А если не верится в райские кущи? Может быть, мамина душа уже переселилась в кого-то, только что родившегося. В какую-то птичку. Или в яблоню, которую мы посадили на даче в память о маме. Мне хотелось посадить какое-то деревце, которое будет цвести весной. Расти, расти и цвести. Наверно, что-то в этом есть. Есть же такие древние-древние русские сказки, идущие из дохристианских времен, где мать становится березкой. И разговаривает с детьми, оставшимися на земле, шелестом листьев, колыханием веток…

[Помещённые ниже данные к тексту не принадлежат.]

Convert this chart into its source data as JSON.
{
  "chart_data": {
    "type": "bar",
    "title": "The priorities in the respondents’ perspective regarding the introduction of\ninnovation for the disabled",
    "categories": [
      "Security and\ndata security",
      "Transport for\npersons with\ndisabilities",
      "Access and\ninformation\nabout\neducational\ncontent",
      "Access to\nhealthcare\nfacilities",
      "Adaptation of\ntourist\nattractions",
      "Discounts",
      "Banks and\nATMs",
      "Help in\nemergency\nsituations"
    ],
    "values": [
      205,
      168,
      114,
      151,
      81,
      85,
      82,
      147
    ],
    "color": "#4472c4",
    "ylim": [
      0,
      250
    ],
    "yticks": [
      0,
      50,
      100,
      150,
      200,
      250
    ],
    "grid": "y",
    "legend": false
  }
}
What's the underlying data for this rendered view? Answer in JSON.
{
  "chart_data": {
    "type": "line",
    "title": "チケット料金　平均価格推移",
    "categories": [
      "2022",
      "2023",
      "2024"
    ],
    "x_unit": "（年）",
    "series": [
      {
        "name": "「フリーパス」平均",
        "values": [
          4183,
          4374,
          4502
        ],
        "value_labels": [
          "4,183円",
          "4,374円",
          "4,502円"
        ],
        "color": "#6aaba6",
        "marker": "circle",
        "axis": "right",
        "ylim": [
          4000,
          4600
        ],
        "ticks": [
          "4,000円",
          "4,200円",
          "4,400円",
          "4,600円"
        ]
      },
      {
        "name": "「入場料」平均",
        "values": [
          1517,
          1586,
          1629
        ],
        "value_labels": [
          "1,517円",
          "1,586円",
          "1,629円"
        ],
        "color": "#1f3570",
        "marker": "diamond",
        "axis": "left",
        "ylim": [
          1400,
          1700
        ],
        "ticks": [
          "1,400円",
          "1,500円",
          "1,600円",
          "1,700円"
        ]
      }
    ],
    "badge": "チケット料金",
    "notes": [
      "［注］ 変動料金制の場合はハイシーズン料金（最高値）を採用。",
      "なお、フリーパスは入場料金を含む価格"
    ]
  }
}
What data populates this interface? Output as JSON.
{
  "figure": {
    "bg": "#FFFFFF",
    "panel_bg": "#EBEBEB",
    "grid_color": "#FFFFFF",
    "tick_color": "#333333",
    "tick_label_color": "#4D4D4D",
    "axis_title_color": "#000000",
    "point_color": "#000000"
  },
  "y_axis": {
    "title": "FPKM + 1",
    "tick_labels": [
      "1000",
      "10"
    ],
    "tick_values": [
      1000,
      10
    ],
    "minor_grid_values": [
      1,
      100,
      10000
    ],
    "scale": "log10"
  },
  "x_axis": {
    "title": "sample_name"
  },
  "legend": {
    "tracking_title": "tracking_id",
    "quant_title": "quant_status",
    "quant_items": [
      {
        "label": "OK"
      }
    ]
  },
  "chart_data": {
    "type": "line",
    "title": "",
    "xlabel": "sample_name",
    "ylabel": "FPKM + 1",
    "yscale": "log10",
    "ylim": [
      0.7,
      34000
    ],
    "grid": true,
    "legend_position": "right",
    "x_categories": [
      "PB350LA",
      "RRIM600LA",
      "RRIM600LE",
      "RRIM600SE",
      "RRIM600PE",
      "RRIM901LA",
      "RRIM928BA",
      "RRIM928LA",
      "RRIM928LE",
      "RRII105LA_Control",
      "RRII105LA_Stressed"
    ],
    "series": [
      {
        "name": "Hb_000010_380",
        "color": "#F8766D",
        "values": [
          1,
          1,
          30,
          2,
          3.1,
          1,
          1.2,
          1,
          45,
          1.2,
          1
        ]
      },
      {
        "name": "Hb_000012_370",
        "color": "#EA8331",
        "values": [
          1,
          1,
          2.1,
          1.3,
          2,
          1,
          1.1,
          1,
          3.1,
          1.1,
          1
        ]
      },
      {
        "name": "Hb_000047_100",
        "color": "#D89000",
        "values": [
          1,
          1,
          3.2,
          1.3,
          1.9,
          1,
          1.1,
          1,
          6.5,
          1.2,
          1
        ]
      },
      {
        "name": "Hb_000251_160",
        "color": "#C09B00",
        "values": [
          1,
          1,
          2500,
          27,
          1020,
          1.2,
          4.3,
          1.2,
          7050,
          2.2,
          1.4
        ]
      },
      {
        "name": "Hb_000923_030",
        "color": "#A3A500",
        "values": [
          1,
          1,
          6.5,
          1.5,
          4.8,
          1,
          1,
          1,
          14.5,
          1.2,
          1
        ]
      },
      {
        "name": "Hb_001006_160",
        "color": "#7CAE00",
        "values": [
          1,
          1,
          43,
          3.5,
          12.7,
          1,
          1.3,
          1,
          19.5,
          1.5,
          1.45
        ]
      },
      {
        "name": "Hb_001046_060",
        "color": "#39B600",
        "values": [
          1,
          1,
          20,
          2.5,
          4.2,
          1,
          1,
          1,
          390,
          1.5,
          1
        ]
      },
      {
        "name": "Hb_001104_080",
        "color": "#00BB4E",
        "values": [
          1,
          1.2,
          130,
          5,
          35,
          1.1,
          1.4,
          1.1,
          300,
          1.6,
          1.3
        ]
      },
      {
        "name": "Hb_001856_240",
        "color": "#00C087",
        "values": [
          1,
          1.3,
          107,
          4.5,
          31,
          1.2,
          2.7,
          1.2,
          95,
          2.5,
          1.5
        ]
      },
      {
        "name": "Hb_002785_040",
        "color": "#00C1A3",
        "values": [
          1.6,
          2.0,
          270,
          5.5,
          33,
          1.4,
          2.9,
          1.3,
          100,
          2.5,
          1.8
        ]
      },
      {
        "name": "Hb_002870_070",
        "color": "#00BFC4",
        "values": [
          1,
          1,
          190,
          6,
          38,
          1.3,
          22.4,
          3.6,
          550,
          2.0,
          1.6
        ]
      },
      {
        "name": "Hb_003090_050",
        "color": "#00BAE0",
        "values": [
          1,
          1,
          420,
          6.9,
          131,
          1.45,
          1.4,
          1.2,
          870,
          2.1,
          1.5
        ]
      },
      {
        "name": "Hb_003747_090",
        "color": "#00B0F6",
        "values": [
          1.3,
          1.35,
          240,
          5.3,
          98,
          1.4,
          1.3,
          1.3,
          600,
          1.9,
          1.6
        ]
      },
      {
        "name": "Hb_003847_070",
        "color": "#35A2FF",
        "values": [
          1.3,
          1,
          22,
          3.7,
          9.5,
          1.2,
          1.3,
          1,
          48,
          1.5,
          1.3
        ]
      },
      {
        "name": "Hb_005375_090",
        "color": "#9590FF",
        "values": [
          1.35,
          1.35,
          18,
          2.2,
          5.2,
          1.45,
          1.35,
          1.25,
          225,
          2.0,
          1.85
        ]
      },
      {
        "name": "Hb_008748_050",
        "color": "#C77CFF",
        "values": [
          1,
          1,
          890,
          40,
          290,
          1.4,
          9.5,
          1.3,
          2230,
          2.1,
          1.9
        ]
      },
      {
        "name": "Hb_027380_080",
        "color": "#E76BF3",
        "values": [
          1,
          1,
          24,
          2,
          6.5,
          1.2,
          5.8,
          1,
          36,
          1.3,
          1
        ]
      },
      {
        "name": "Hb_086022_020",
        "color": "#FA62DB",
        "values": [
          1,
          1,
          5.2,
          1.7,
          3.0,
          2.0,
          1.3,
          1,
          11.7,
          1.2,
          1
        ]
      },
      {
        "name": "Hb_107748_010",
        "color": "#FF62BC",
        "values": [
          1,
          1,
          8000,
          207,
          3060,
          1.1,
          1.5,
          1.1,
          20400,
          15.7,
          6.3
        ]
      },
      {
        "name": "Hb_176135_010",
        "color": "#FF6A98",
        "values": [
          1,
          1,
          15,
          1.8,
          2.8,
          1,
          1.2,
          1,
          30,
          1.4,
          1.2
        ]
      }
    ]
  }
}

Ненавижу многоточия, заставляю себя ставить прочные, надежные, жесткие точки. Но как здесь поставишь точку? В моих струящихся мыслях, разлетающихся и вновь собирающихся в один пучок, мучительный, горячий. И снова и снова проворачиваются картины того лета. Вот мама сломала руку, сидит в голубой Лёвиной рубашке, и у нее почему-то так странно изменилось лицо. Вот она на кровати, лежит, смотрит на Катьку и удивляется: откуда же у Катьки вдруг выросли такие красивые ноги. Вот она в сотый раз упрашивает взять какую-то кофточку для Катьки, а я в сотый раз отказываюсь. Ну не нравится мне эта кофточка, и люди не нравятся, которые подарили маме эту дорогую и ненужную вещь, – зачем она Катьке?

Вот вспоминается, как мы поссорились с мамой в августе. И как я ей не звонила. Не звонила и не звонила. Сажала цветы и кусты на даче, косила траву. Покупала Катьке творог и молоко на рынке. Готовила в печке вкусные дачные блюда в глиняном горшке. Была счастлива и самодостаточна. А маме оставалось жить меньше двух месяцев, и она лежала и думала о нас. И еще о чем-то своем, страшном.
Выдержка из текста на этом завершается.